26 сентября Кюстин с огромной радостью и облегчением пересек границу в Тильзите3. Как он сам говорит, птичка, выскользнувшая из клетки, и та не могла бы быть счастливее. «Империя единообразия, формализма и всевозможных затруднений» осталась позади. Конечно, он доехал пока всего лишь до Пруссии, которую, как известно, нельзя было считать страной больших свобод. И все же, какая перемена! С первого взгляда видно, что дома выстроены прочно и каждый на свой манер, а не рабами по приказу безжалостного хозяина. Поля хорошо обработаны и радуют глаз. Люди непринужденно разговаривают. Прохода по улицам Тильзита и Кенигсберга, он чувствовал себя сравнительно с Россией, как на «венецианском карнавале». Наконец-то можно было дышать.
Многое в путешествии Кюстина остается непроясненным. Проблески, вырвавшиеся на поверхность, разрозненны и лишь раздразнивают любопытство.
Переписка Тургенева, Вяземского и Булгакова отнюдь не свидетельствует о том, что Кюстин играл в их жизни сколько-нибудь заметную роль. Несомненно, то же самое можно сказать и о Козловском. Для них маркиз был несколько странным и не вполне респектабельным иностранцем, знакомство с которым могло быть подчас не совсем удобным. Но что значили они в его жизни? И были ли еще другие, повлиявшие на его взгляды, антипатии и чувства негодования?
Существующие свидетельства не дают нам ответа. Несомненно, у этого гиперчувствительного и закомплексованного человека, уже пострадавшего от собственных несчастий, поездка в Россию не могла оставить каких-либо иных впечатлений, кроме чувств ужаса и отвращения.
а Тильзшп — ныне г. Советск Калининградской обл. {Примеч. переводчика.)
V. КНИГА
По возвращении из России Кюстин не спешил заняться своей книгой. Осень 1839 г. он посвятил вполне заслуженному отдыху на одном из немецких курортов. Потом наступил парижский сезон — неподходящее время для писания книг.
Летом следующего, 1840 г. он взял с собой в Германию Туровского и представил его российской императрице, которая лечилась на немецких водах. Очевидно, у него были еще надежды на возвращение молодого человека в Польшу. Можно предположить, что в таком случае его книга так и осталась бы ненаписанной или имела бы совершенно иной вид. Окажись Туровский на родине, он непременно пострадал бы после выхода «России в 1839 году», как это случилось с его кузиной, навлекшей на себя неудовольствие высших сфер.

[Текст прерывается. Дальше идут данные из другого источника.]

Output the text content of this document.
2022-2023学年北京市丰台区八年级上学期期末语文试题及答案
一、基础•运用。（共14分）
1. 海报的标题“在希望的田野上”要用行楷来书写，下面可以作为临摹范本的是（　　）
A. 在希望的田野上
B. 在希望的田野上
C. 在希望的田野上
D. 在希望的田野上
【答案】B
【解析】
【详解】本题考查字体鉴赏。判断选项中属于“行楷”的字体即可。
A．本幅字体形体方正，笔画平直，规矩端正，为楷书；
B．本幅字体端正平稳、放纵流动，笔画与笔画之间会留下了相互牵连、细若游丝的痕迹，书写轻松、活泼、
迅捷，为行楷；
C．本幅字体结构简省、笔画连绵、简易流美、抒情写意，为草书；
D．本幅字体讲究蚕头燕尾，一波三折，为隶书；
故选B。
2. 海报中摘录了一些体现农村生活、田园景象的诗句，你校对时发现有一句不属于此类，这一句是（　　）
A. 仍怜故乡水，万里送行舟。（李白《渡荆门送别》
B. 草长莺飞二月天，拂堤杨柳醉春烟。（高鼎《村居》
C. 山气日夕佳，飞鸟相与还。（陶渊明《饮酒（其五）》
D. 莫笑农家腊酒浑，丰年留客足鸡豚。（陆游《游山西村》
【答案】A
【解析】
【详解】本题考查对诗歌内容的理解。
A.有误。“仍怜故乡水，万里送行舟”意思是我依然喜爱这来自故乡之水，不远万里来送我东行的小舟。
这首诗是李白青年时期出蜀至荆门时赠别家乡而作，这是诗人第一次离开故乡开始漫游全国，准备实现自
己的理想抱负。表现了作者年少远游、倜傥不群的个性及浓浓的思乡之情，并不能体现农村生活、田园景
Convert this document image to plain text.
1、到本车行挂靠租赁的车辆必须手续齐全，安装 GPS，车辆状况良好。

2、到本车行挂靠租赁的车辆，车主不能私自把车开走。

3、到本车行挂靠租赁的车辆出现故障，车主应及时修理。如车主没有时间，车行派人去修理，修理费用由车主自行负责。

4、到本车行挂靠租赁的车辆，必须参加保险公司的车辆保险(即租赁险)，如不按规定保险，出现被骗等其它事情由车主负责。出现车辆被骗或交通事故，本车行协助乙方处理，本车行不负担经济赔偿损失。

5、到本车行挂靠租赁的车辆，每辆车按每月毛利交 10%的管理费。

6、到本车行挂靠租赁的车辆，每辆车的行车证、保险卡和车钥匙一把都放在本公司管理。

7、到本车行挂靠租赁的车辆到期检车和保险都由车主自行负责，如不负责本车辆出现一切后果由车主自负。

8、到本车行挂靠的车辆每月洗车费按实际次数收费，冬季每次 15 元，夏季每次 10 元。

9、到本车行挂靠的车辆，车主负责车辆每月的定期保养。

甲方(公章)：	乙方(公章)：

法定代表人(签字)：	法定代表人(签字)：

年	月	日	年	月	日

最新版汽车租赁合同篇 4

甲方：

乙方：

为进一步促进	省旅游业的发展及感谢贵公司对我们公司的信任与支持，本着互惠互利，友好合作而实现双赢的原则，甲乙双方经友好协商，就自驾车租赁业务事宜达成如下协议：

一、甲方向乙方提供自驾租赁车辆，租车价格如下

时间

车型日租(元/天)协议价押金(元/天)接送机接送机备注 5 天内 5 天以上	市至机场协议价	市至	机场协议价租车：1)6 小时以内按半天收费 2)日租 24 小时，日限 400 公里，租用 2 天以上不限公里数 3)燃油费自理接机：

Но решимость императора не впускать обратно в Империю таких людей, как Туровский, оставалась непреклонной. Впрочем, неторопливость Кюстина была отнюдь не связана с его протеже. После представления императрице Туровский сумел ввязаться в несколько скандалов, и его выходки закончились бегством вместе с испанской инфантой в Брюссель. К чести Кюстина, он не бросил молодого человека и сочувствовал изгнаннической судьбе супружеской пары. Но теперь не могло быть и речи о возвращении Туровского в Россию, и такое препятствие для книги, если оно вообще существовало, было устранено.
Итак, осенью 1841 г. Кюстин, искавший отдохновения от тягот парижской жизни в Швейцарии и Италии, вновь настроился на сочинительство и приблизительно за год 1800 страниц нового труда были уже готовы.
Книга построена в виде тридцати одного пространного письма, которые будто бы писались во время поездки или сразу же после нее. Это не было просто авторской уловкой; очевидно, еще в России он что-то написал и сумел вывезти через границу. Но все-таки большая часть текста создавалась в 1841—1842 гг., а искусственное разделение на письма, якобы из разных мест (достаточно обыкновенное для того времени), никого не могло ввести в заблуждение.
Первые три письма совершенно не связаны с Россией и вполне могли быть опущены3. В следующем письме приведена цветисто-романтическая история из русской крестьянской жизни, очевидно, кем-то ему рассказанная. Однако все остальные письма имеют вид написанных во время путешествия.
Многое в книге относится к сфере чистой эстетики: пространные описания пейзажей и архитектуры, также романтизированные по моде того времени; многочисленные рассказы и легенды, полученные из вторых рук и послужившие потом поводом для жестокой критики. Но все-таки непреходящая ценность труда Кюстина совсем в другом — в тех политических впечатлениях, которые зачастую выражены колкими афоризмами и остротами, столь
а Проезжая через Берлин, Кюстин, благодаря содействию французского посланника, получил доступ к архивным материалам о деятельности его деда на посту командующего Рейнской армией и взял их за основу для описания семейных несчастий в первых трех письмах.